Research
Research Focus
My research examines how different sources (i.e., CEOs, brands, citizens) communicate during societal crises—and how audiences respond emotionally, politically, and behaviorally. I apply AI-powered methodsto understand what drives engagement, support, or backlash.
In today’s sociopolitical climate, corporate silence can be seen as complicity, while speaking up may trigger division. My work investigates how message source (e.g., CEO vs. brand vs. citizens), style (e.g., emotional tone, symbolism, emoji use), and context (e.g., political communication, social crises) shape audience reactions on digital platforms.
My dissertation, Voices in Action: AI-Powered Insights from Corporate Messaging During Societal Crises, bridges political communication and computational social science. It includes three studies that apply advanced AI and NLP techniques to analyze more than 250,000 real-world social media interactions:
Article 1 – Emojis & SDG Messaging
Draws on Media Richness Theory and uses fine-tuned deep learning transformer models to classify emoji types in brand communication about the UN Sustainable Development Goals (SDGs), revealing that concrete visuals increase engagement. → Accepted for EMAC 2025 and AMS 2025
Article 2 – CEO Voice During War
Applies machine learning-based emotion classification and framing analysis to show that CEO messages during the Russia–Ukraine war outperform brand messages in driving public engagement—especially when emotionally expressive (Executive Symbolism Theory). → Published in Journal of Public Policy & Marketing
Article 3 – Corporate Stances in Divided Times
Examines how shifts in corporate positioning on sensitive societal topics influence public reactions across ideological lines. Using advanced AI text analytics and causal inference techniques, this study uncovers how audiences interpret and emotionally respond to perceived inconsistencies in brand commitments during moments of societal tension. → Targeting Journal of Retailing
AI Techniques & Analytics Methods I Use
- Zero-shot and fine-tuned transformer models (e.g., BERT, RoBERTa)

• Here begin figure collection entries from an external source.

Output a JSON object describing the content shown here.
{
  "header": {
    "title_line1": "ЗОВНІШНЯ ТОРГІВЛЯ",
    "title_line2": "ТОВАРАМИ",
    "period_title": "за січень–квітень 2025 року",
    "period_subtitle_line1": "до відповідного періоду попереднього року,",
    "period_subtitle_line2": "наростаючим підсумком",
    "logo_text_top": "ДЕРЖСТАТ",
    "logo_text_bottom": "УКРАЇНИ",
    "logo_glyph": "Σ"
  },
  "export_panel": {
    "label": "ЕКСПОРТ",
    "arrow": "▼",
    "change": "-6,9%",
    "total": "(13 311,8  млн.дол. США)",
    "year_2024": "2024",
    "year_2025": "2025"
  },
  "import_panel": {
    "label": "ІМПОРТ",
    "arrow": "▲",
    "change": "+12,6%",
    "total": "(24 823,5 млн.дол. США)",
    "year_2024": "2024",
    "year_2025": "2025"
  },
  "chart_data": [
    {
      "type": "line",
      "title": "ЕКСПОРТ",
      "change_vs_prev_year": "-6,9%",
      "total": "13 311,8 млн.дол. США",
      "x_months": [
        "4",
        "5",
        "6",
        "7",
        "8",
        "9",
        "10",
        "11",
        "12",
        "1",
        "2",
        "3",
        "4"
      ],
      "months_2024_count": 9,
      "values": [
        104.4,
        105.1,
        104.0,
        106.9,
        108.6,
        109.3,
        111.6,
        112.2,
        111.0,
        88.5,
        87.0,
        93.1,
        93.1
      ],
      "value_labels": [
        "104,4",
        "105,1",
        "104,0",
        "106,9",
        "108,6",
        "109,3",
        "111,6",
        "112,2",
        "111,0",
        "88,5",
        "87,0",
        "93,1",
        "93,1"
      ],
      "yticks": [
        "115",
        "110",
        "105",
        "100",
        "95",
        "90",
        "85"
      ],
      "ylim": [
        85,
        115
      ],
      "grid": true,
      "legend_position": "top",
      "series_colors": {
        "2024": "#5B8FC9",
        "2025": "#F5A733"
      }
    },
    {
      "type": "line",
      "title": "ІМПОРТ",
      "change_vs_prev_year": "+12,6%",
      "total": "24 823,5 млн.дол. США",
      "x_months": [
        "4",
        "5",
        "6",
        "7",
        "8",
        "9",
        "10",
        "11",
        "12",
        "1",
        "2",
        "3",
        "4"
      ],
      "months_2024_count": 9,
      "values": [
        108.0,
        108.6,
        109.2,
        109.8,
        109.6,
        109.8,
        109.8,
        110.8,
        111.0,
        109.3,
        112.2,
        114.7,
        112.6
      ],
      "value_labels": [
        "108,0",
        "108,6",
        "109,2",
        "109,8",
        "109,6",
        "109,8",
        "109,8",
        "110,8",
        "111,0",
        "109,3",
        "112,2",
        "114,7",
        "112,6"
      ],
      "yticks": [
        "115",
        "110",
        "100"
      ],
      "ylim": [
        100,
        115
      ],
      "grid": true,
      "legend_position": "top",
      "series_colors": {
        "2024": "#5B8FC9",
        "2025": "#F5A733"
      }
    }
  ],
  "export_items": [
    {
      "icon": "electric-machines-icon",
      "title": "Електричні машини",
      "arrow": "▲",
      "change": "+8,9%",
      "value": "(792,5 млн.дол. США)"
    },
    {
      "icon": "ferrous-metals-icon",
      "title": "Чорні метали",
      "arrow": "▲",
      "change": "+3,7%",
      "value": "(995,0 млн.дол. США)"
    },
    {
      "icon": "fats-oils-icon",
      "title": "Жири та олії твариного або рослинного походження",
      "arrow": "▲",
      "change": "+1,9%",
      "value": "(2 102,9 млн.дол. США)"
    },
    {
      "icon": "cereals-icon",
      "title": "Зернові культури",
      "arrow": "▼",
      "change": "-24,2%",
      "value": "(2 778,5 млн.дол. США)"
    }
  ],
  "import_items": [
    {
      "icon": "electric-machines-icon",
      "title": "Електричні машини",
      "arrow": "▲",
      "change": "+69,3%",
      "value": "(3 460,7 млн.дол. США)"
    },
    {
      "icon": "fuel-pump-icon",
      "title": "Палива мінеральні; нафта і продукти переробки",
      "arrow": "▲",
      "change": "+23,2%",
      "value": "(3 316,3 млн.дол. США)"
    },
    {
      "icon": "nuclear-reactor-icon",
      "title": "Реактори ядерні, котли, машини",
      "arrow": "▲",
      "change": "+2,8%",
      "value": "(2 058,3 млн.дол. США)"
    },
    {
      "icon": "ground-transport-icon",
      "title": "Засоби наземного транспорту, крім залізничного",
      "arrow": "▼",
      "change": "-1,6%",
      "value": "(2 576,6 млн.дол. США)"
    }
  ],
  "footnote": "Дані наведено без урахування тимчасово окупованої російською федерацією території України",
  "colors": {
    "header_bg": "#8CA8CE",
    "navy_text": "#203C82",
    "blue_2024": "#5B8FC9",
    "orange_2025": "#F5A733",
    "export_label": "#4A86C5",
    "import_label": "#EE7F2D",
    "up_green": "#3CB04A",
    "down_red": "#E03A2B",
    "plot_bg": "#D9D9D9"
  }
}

- Sentiment, emotion, stance, and moral language classifiers
- Human-in-the-loop AI agents for classification and content generation
- Multimodal analysis across text, emojis, and platform-specific engagement
- Experimental design using AI-generated stimuli for field or lab testing
- Multi-agent chatbot framework to simulate persuasive brand-consumer interactions in controlled experiments
- Role-specific agents (e.g., sentiment adjuster, content rewriter, ethical watchdog) for dynamic message generation
- Mechanism modeling using causal inference and emotion–moral–ideological alignment pathways to uncover why and how audience reactions unfold
Purpose
By combining AI methods with theoretical rigor, my research provides actionable insights for scholars and practitioners on how to navigate the risks and rewards of public-facing brand communication, especially during high-stakes societal moments.